The following is a guest article by Harold Byun, Vice President at Baffle.
In October 2019, the Center for Strategic and International Studies (CSIS) ran three simulated scenarios to map how nations, organizations and economies would respond in the face of a global crisis. The three scenarios were: a nation-state cyberattack and a disinformation campaign against the U.S.; a foreign military implementation of artificial intelligence; and a global pandemic of a highly transmissible coronavirus. The effort was aimed to inform policymakers of methods that could improve prevention and response, and highlight gaps or hindrances that could weaken our ability to respond to such a crisis.
Two of the major insights gathered from the scenario were that early and preventative actions are critical, and communication and cooperation across disparate parties and stakeholders are vital in improving response. While this might seem obvious, especially in hindsight, it highlights a parallel between distinctly different types of crises and the need to accelerate detection and the dissemination of critical information. It also brings to light questions around why information is often not shared and what can be done to make it easier or more secure.
Faster analysis and faster detection are critical to prevention and containment during a pandemic, and the sharing of data is key. This necessary data transfer can be facilitated by making healthcare data available between providers and using remote access while keeping certain best practices in mind to reduce risks related to data privacy.
To create the structure necessary to reduce data transfer friction, it is important to acknowledge privacy concerns related to the free flow of information over disparate systems, identify process inefficiencies that can stall data sharing, and explore solutions that can maximize the power of data in times of crisis.
Perhaps the biggest barrier to quick response is that there is often a reluctance to share intelligence. For example, in the security threat intelligence community, there’s a saying: “Everyone consumes, but nobody participates.” In other words, people want the benefit from shared information provided by others but are often unwilling to share their own data due to fear of attribution or identification. The hesitation to share information, even in times of crises, is understandable, and this is rooted in any or all of the following motivations:
- A need to restrict proprietary information
- A desire to hide attribution and sourcing of the information
- Fear of revealing data covered by regulations such as HIPAA
- A general distrust of other entities who may access such information
The second challenge in information sharing is related to the many well-intended checklists that must be adhered to throughout the process. Such challenges to data sharing can be associated with any of the following factors:
- Regulations governing storage, transmission and residency of data
- Performing legal reviews and establishing agreements between multiple sharing parties
- Security concerns over data access and handling
- Lack of infrastructure to facilitate a common data repository
Balancing Data Utility With Privacy
Creating an environment for more seamless data sharing requires an approach that protects the data as soon as it is created while maintaining its utility. The challenge remains how to communicate and cooperate at a faster speed across multiple stakeholders while maintaining data privacy. Any organization involved in the transport of healthcare data should consider the following suggestions:
- Start with structure. Collecting data in a structured way is a logical first step. Each document should identify important patient metadata such as name, address, birthdate, symptoms and diagnoses.
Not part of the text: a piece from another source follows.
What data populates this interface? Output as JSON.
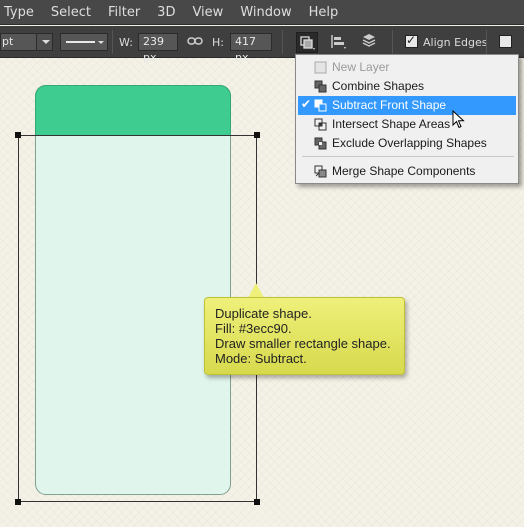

- Implement clear classification. Data that is deemed sensitive should be clearly classified as such, based on regulatory mandates, which can be tricky. Under the recently implemented California Consumer Privacy Act (CCPA), patient health information (PHI) is exempt, while health information embedded in an employee’s file is covered. Understanding and keeping up with the specifics of compliance regulations is key to knowing what can be shared and what cannot.
- Implement the right technology. We are seeing great strides in solutions that give organizations better control and privacy over data, which facilitates more confident sharing. For example, solutions exist that allow the data owner to protect PHI at field-level granularity. We are also seeing an increase in secure data sharing tools that can process data and allow for anonymous sharing in environments that protect what needs to be protected while offering insight into information that can offer valuable insight during critical situations like COVID-19.
- Restrict access. Only authorized parties should see certain data, so it is critical to ensure restriction tools and policies are implemented to avoid accidental exposure.
Within the context of the COVID-19 crisis, making healthcare data available between providers and using remote access is critical, but it is still important for organizations to keep certain best practices in mind to reduce risks related to data privacy, especially for those experiencing an influx of new patient data as the result of the pandemic.
There is no value that can be placed on data in times of crises, which can sometimes supersede privacy as a top priority. But with the right methods and tools, we can strike a balance between the immediate need to address emergencies and maintaining the privacy each person deserves.